The first (Proposal #84) attempted to falsify a delegation of 10 trillion AUDIO tokens to the staking contract (the actual AUDIO total supply is less than 1 billion tokens), while in the second proposal (Proposal #85) the attackers requested to transfer 18 million AUDIO tokens to their wallets. Using Proposition #84 as a test and executing Proposition #85, the attackers managed to circumvent the token governance vote in their favor using using a bug that allowed them to make the smart contract compute the 10 trillion AUDIO tokens as valid votes on their behalf, and finally transferring the 18 million AUDIO tokens from the community treasury to their personal account, which was later exchanged for 705 ETH through Uniswap (US$1.08 million).
In response to the attack, the Audius team used the same vulnerability to recover and interrupt system governance, token transfer, and other activities in the protocol's Ethereum contract. After fixing the bug and updating the contract, the protocol is now working normally.
There are three important lessons we believe can be taken from this attack:
Smart contracts are not 100% immune to hacker attacks. There are several vulnerability points that can take years to be discovered, especially when it comes to code that interacts with the off-chain world (oracles, governance, etc).
The speed with which the problem was solved calls into question the decentralized nature of some platforms. On the one hand, the Audius team’s response was good for preventing other attacks, but on the other hand it shows how centralized some protocols are that claim to be decentralized.
For smaller protocols, a large token theft is not necessarily a good economic decision for the attacker. 18.5 million AUDIO tokens is approximately US$6 million. However, due to a lack of liquidity, the hacker was only able to exchange for US$1.08 million on Uniswap.

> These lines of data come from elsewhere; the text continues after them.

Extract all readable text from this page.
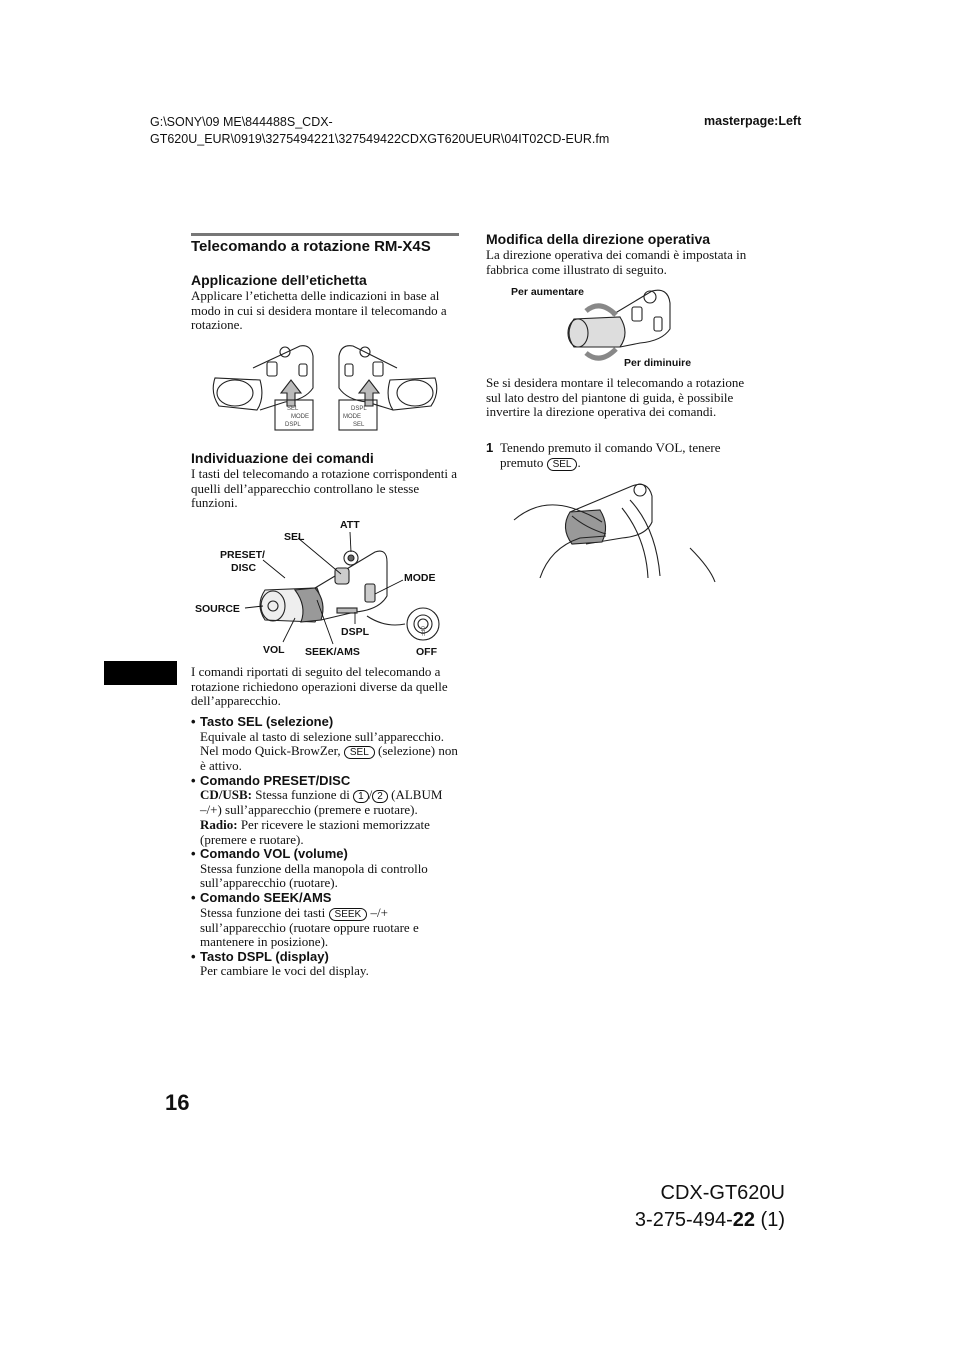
G:\SONY\09 ME\844488S_CDX-
GT620U_EUR\0919\3275494221\327549422CDXGT620UEUR\04IT02CD-EUR.fm
masterpage:Left
Telecomando a rotazione RM-X4S
Applicazione dell’etichetta
Applicare l’etichetta delle indicazioni in base al modo in cui si desidera montare il telecomando a rotazione.
SEL
MODE
DSPL
DSPL
MODE
SEL
Individuazione dei comandi
I tasti del telecomando a rotazione corrispondenti a quelli dell’apparecchio controllano le stesse funzioni.
OFF
ATT
SEL
PRESET/
DISC
MODE
SOURCE
DSPL
VOL SEEK/AMS	OFF
I comandi riportati di seguito del telecomando a rotazione richiedono operazioni diverse da quelle dell’apparecchio.
• Tasto SEL (selezione)
Equivale al tasto di selezione sull’apparecchio. Nel modo Quick-BrowZer, SEL (selezione) non è attivo.
• Comando PRESET/DISC
CD/USB: Stessa funzione di 1 / 2 (ALBUM –/+) sull’apparecchio (premere e ruotare).
Radio: Per ricevere le stazioni memorizzate (premere e ruotare).
• Comando VOL (volume)
Stessa funzione della manopola di controllo sull’apparecchio (ruotare).
• Comando SEEK/AMS
Stessa funzione dei tasti SEEK –/+ sull’apparecchio (ruotare oppure ruotare e mantenere in posizione).
• Tasto DSPL (display)
Per cambiare le voci del display.
Modifica della direzione operativa
La direzione operativa dei comandi è impostata in fabbrica come illustrato di seguito.
Per aumentare
Per diminuire
Se si desidera montare il telecomando a rotazione sul lato destro del piantone di guida, è possibile invertire la direzione operativa dei comandi.
1 Tenendo premuto il comando VOL, tenere premuto SEL .
16
CDX-GT620U
3-275-494-22 (1)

Crypto-related hacks and other fraudulent activity can generate a lot of media attention, which is why we believe it’s important to provide perspective on these activities and what investors can learn from them going forward. Despite events like the Audius hack, we believe Web3 applications remain an incredibly promising segment of the crypto ecosystem, as smart contracts reinvent the online economy and disrupt the large technology companies that currently dominate how we use the internet.